Check out this article from Church Society’s magazine, Cross+Way, by Brian Green (not to be confused with Bryan Green) here. Green describes how when he went to a parish in a small town of about 4,500 people, he discussed with the Vestry their goals, which they described as “(a) to ‘feed’ the insiders, and (b) to reach the outsiders.  I asked what was their pattern of worship, and received the answer—seven Holy Communion services and two non-eucharistic type of worship per 4 Sundays.  We agreed that the insiders were looked after, but the outsiders needed more to encourage them.  A change was agreed, resulting in a regular weekly pattern—Holy Communion at 9am, a “Parish Service” (not “Family” so as not to exclude the single or widowed) at 10.30am, and an Evening Prayer at 6pm.” After six years, while Communion attendance remained at around 35, “the Parish Service grew from 50 to capacity at 180, and Evening Prayer grew from 6 to 30.  Eventually a monthly Communion in place of the Parish Service had 80-100
communicants. Is it possible that we need to rediscover the value of all-inclusive non-Eucharistic worship?”
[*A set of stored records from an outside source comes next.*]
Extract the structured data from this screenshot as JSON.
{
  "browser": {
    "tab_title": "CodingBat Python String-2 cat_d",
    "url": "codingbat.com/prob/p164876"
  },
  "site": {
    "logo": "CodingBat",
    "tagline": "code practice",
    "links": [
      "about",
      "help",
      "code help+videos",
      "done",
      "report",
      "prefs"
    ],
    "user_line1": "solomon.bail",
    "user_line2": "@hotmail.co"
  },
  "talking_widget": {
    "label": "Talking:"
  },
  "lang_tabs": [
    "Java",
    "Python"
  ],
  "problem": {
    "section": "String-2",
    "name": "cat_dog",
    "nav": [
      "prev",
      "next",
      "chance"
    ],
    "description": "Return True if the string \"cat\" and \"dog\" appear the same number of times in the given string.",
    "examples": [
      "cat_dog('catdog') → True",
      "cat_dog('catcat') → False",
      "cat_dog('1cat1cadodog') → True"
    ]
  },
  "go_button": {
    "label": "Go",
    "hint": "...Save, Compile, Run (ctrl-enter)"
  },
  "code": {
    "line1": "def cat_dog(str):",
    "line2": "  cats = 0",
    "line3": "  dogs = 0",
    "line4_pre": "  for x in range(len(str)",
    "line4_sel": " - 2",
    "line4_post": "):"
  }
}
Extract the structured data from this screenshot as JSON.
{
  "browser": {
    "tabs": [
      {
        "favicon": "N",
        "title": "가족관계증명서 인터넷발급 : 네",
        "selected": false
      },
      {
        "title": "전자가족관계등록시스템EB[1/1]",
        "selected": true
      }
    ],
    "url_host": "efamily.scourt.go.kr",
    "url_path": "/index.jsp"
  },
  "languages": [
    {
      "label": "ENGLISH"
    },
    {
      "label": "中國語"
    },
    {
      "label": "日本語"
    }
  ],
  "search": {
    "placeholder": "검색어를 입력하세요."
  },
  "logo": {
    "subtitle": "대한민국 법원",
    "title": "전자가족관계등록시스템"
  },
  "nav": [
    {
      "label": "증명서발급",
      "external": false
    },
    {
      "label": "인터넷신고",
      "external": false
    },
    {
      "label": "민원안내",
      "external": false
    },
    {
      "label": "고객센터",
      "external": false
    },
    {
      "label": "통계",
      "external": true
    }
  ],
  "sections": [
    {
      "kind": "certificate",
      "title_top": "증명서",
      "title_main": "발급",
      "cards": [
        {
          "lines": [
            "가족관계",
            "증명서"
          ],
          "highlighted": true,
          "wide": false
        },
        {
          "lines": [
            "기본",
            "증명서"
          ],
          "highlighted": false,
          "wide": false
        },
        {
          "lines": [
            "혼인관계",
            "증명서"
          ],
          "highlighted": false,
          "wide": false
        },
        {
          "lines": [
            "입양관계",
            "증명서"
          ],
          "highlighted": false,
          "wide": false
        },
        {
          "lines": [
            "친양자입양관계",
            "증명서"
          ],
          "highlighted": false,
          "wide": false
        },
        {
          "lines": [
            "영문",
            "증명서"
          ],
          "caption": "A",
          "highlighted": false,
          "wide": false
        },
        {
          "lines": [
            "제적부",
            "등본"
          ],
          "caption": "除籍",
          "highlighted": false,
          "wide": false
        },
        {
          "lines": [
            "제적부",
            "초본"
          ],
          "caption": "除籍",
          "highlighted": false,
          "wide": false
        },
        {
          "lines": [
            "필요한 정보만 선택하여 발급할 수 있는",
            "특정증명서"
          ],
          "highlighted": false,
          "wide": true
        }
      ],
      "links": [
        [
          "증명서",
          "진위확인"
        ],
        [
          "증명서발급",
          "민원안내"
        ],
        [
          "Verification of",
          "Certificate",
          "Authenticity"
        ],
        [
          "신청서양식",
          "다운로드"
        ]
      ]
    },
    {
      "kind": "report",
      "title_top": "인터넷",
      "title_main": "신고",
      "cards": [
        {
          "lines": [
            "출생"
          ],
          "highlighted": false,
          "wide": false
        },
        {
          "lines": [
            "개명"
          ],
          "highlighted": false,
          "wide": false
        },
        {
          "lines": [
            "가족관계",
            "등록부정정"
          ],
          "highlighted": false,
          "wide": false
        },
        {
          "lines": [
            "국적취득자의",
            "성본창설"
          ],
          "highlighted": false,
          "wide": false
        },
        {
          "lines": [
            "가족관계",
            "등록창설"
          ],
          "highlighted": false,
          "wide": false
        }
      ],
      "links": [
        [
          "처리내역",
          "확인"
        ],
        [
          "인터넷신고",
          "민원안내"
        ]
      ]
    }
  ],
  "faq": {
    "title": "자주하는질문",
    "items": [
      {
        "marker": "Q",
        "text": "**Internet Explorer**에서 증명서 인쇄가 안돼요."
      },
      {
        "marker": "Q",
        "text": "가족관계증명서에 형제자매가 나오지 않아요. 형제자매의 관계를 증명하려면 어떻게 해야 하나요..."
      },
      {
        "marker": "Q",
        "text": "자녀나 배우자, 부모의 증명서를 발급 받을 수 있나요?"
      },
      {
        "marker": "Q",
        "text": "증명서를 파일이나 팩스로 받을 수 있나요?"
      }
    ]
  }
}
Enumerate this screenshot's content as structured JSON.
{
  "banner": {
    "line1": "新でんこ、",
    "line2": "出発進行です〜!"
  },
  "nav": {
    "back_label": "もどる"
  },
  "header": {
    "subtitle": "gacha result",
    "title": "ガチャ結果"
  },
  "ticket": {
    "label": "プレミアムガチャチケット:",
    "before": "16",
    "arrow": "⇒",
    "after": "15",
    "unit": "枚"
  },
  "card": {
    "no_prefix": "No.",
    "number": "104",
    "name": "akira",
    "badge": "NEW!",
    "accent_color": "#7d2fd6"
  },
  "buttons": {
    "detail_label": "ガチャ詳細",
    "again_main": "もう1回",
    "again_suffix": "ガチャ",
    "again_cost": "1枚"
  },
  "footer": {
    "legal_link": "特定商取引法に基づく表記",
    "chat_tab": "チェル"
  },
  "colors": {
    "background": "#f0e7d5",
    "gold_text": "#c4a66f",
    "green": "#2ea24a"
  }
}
Some, of course, like Charles Simeon, have been brought to faith by attending (or preparing to attend) a Communion service, but there seems little doubt that the majority of non-Christians, if they become curious about Christ and His followers, would be more comfortable at non-Eucharistic worship.

The challenge, of course, is getting insiders to consider changing their practice for the sake of outsiders. For some, this takes a conversion experience as deep as from faith in self to faith in Christ.